UBS Pays $300,000 in Fines to SEC to Settle Price Manipulation Charges

In yet another legal settlement between the Securities and Exchange Commission and UBS, the financial services giant agreed to pay $300,000 to settle charges that the company improperly valued several securities held by some of its mutual funds.

The allegations arose from actions taken by UBS in 2008 in order to bolster the value of three of its mutual funds at a time when the financial system was teetering on the brink of collapse. Specifically, the lawsuit concerned $22 million of unsecured mortgage-backed securities, assets that lost much of their value during the 2008 credit crisis.

Because many mortgage-backed securities trade in illiquid markets, there is not always an up-to-date price for a given asset. As such, UBS used estimated prices from outside organizations to value those securities. However, this violated both SEC rules and the internal policies of UBS, which states that such assets should be valued at the last market price.

Although the total amount of money involved was small relative to the size of the mutual funds, the size of the pricing discrepancies were quite large. In some instances, UBS valued its mortgage-backed securities at more than twice its fair value. 

This practice was justified at a time when many financial analysts believed that markets were acting irrationally and that the prices of many exchangeable assets, including mortgage-backed securities, did not reflect their intrinsic values. The SEC alleged that this practice went on for approximately two weeks before it was corrected by UBS.

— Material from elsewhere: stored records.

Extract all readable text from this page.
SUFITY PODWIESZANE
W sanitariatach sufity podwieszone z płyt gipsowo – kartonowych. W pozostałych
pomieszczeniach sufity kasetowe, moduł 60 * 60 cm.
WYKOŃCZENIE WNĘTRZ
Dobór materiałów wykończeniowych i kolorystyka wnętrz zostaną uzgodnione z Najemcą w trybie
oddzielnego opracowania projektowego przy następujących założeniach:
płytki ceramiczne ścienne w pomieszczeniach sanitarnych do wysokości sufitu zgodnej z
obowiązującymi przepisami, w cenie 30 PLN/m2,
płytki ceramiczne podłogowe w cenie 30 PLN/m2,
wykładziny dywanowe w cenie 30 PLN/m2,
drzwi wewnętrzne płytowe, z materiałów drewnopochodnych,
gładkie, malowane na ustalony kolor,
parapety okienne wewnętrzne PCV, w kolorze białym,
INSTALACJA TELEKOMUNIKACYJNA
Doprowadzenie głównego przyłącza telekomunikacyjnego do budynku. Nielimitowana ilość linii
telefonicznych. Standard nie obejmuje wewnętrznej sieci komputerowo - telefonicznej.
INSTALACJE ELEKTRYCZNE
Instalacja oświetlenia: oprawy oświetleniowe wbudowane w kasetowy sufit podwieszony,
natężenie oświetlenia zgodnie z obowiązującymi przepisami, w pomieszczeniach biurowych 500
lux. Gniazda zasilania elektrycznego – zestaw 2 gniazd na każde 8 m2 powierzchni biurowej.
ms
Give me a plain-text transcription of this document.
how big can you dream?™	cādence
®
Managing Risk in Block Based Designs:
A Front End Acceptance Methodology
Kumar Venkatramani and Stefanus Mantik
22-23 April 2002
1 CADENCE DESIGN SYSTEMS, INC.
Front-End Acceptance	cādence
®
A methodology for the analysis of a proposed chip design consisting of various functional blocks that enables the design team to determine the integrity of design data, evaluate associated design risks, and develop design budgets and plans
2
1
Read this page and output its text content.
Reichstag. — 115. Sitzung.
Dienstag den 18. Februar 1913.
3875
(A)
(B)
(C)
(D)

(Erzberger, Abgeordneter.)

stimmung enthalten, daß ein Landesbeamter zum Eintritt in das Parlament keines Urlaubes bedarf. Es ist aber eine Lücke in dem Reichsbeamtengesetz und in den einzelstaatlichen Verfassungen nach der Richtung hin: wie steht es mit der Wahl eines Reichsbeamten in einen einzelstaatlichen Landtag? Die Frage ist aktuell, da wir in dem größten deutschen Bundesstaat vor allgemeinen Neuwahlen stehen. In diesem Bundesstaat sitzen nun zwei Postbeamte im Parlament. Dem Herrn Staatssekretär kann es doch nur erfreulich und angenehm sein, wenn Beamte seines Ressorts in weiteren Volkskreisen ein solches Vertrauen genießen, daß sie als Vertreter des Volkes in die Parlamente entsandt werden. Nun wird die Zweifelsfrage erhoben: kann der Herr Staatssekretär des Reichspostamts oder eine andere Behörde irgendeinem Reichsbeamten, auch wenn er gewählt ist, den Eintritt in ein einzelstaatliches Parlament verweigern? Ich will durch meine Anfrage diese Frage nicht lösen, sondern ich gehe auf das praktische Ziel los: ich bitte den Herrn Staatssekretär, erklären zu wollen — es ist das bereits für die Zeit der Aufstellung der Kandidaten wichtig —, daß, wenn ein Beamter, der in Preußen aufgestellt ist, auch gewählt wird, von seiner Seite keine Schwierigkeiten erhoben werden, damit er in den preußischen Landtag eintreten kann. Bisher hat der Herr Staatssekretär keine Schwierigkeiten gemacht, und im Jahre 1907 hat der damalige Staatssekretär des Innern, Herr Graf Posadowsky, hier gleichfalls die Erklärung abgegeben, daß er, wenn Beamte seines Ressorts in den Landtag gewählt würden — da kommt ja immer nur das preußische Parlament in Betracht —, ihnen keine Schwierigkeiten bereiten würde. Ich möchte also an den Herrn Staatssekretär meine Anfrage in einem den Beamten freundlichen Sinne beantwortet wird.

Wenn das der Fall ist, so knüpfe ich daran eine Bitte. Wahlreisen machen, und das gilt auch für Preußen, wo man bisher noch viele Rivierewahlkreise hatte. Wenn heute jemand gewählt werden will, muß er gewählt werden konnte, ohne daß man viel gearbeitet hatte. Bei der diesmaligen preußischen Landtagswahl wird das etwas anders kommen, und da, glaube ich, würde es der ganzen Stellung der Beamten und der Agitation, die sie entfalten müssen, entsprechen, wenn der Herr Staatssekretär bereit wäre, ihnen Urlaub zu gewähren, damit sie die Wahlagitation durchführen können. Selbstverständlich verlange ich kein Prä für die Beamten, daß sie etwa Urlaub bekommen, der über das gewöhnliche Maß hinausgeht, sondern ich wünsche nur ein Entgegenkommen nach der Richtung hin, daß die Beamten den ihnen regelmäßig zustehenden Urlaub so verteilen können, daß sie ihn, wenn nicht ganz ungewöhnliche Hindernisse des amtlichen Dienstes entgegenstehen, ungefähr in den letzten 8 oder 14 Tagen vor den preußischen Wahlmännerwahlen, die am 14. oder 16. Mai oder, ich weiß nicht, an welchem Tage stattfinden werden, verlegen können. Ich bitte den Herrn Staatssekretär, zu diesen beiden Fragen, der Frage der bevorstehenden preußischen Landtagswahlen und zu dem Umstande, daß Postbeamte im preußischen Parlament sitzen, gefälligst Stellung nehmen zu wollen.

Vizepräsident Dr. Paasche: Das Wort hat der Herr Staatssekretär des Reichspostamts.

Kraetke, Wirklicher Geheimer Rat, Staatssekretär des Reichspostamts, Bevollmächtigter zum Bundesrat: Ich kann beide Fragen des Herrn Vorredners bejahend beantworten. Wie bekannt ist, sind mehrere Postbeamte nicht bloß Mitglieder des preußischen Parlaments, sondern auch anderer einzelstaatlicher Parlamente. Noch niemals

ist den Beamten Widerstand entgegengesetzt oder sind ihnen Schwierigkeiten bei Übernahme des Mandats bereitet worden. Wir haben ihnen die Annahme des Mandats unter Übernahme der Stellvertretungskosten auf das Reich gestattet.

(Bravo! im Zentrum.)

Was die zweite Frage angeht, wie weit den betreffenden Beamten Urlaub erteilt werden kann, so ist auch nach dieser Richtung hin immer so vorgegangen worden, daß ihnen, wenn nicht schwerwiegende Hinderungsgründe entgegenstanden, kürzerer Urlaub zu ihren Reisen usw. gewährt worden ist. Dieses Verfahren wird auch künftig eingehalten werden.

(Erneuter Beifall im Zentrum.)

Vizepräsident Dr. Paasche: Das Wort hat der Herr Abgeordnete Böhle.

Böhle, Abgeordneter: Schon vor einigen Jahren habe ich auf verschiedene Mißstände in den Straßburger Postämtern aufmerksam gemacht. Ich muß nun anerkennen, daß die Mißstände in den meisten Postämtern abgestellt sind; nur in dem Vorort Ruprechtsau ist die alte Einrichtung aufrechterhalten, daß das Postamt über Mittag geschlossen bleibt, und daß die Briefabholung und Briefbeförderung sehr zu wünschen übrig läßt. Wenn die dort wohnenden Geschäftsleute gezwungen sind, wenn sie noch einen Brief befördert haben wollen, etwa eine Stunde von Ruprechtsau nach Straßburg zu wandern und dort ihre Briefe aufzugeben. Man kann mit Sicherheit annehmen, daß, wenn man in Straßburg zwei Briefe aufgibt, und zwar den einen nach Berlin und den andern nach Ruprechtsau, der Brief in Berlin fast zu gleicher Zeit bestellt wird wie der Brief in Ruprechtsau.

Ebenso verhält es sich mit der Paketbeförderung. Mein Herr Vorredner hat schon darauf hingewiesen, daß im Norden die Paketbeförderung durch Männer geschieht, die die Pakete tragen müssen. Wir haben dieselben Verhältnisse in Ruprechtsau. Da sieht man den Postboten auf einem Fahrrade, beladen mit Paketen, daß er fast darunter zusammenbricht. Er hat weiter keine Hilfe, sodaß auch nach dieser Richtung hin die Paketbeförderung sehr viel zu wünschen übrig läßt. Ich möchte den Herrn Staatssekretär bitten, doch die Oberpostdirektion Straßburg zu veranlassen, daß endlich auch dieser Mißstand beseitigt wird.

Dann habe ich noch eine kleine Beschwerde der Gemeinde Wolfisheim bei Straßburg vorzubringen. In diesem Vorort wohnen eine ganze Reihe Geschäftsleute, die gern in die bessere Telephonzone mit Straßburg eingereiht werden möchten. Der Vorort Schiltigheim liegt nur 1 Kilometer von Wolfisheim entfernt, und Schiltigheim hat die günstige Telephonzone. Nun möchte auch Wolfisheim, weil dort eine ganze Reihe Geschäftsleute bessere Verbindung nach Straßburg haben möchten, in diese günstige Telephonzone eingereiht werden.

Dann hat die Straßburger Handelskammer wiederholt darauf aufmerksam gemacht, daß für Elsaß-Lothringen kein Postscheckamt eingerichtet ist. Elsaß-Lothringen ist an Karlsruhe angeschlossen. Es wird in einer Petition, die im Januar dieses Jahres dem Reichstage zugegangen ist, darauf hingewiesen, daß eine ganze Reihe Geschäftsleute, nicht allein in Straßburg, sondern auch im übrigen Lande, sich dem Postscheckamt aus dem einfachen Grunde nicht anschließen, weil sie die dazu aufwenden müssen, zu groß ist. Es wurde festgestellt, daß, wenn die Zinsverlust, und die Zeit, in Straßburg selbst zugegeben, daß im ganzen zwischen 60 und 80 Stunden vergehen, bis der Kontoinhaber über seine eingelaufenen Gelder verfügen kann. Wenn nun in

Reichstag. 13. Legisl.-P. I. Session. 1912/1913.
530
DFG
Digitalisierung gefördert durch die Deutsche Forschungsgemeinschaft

In a rather common practice in such cases, UBS did not accept responsibility for manipulating the net asset value of its mutual funds, but they did agree to pay the fine to recompense investors who were harmed by the practice. However, UBS did express its pleasure in having the case settled, and they said that they would place themselves under greater scrutiny in the future to ensure that such practices are not repeated.

This case is the latest in a series of legal woes suffered by UBS over the past year. In November, the company paid $8 million in fines to the SEC to settle a case involving accounting manipulation with respect to the short selling of certain assets; this was in addition to $12 million in fines paid in October to the Financial Industry Regulatory Authority to settle similar charges. As well, the company paid over $150 million last May to settle a case involving the price manipulation of municipal bonds. 

Despite all of these legal problems, their total cost pales in comparison to the actions of the infamous rogue trader Kweku Adoboli, who cost UBS more than $2 billion last year through unauthorized trading with the firm's own money. All of this has served to severely damage the reputation of the prestigious Swiss financial company.